Researchers use AI to turn sounds into images

Researchers use AI to turn sounds into images
Researchers at the University of Texas at Austin have pioneered an artificial intelligence model that converts audio recordings into images by training a soundscape-to-image AI model.

The AI model uses audio and visual data gathered from a variety of urban and rural streetscapes to generate images from audio recordings. The researchers used YouTube video and audio from cities in Europe, Asia, and North America, creating pairs of 10-second audio clips and image stills to train the AI model, which can now create high-resolution images from audio input.

The researchers compared the AI sound-to-image creations made from 100 audio clips to the respective real-world counterparts, using both human and computer evaluations to test accuracy.

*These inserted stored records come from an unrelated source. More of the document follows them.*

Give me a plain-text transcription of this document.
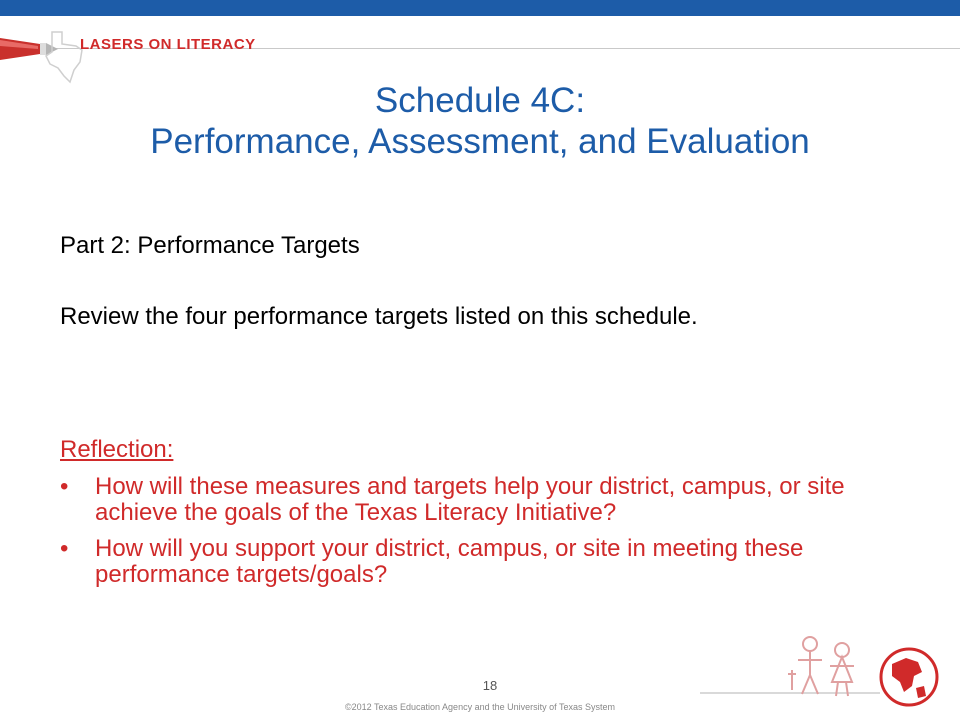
LASERS ON LITERACY
Schedule 4C:
Performance, Assessment, and Evaluation
Part 2: Performance Targets
Review the four performance targets listed on this schedule.
Reflection:
• How will these measures and targets help your district, campus, or site achieve the goals of the Texas Literacy Initiative?
• How will you support your district, campus, or site in meeting these performance targets/goals?
18
©2012 Texas Education Agency and the University of Texas System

Results showed a strong correlation in the proportion of sky and greenery between the AI-generated and real-world images, with a lower correlation in building proportions. Human participants averaged 80% accuracy in selecting the generated images that corresponded to source audio samples.

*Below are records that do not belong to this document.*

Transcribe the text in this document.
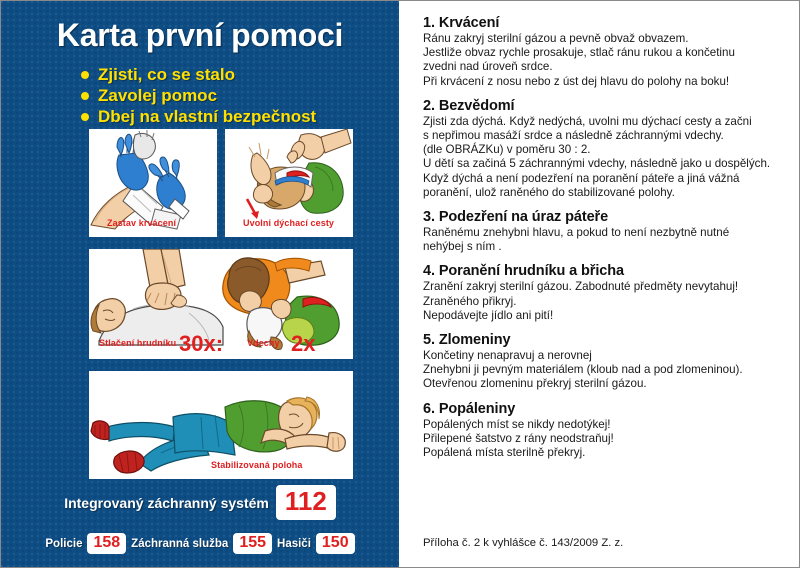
Karta první pomoci
Zjisti, co se stalo
Zavolej pomoc
Dbej na vlastní bezpečnost
Zastav krvácení	Uvolni dýchací cesty
Stlačení hrudníku 30x:	Vdechy 2x
Stabilizovaná poloha
Integrovaný záchranný systém 112
Policie 158 Záchranná služba 155 Hasiči 150
1. Krvácení

Ránu zakryj sterilní gázou a pevně obvaž obvazem.
Jestliže obvaz rychle prosakuje, stlač ránu rukou a končetinu
zvedni nad úroveň srdce.
Při krvácení z nosu nebo z úst dej hlavu do polohy na boku!

2. Bezvědomí

Zjisti zda dýchá. Když nedýchá, uvolni mu dýchací cesty a začni
s nepřimou masáží srdce a následně záchrannými vdechy.
(dle OBRÁZKu) v poměru 30 : 2.
U dětí sa začiná 5 záchrannými vdechy, následně jako u dospělých.
Když dýchá a není podezření na poranění páteře a jiná vážná
poranění, ulož raněného do stabilizované polohy.

3. Podezření na úraz páteře

Raněnému znehybni hlavu, a pokud to není nezbytně nutné
nehýbej s ním .

4. Poranění hrudníku a břicha

Zranění zakryj sterilní gázou. Zabodnuté předměty nevytahuj!
Zraněného přikryj.
Nepodávejte jídlo ani pití!

5. Zlomeniny

Končetiny nenapravuj a nerovnej
Znehybni ji pevným materiálem (kloub nad a pod zlomeninou).
Otevřenou zlomeninu překryj sterilní gázou.

6. Popáleniny

Popálených míst se nikdy nedotýkej!
Přilepené šatstvo z rány neodstraňuj!
Popálená místa sterilně překryj.

Příloha č. 2 k vyhlášce č. 143/2009 Z. z.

Yuhao Kang, assistant professor of geography and the environment, University of Texas at Austin, commented: “Traditionally, the ability to envision a scene from sounds is a uniquely human capability, reflecting our deep sensory connection with the environment. Our use of advanced AI techniques supported by large language models (LLMs) demonstrates that machines have the potential to approximate this human sensory experience.

“This suggests that AI can extend beyond mere recognition of physical surroundings to potentially enrich our understanding of human subjective experiences at different places.”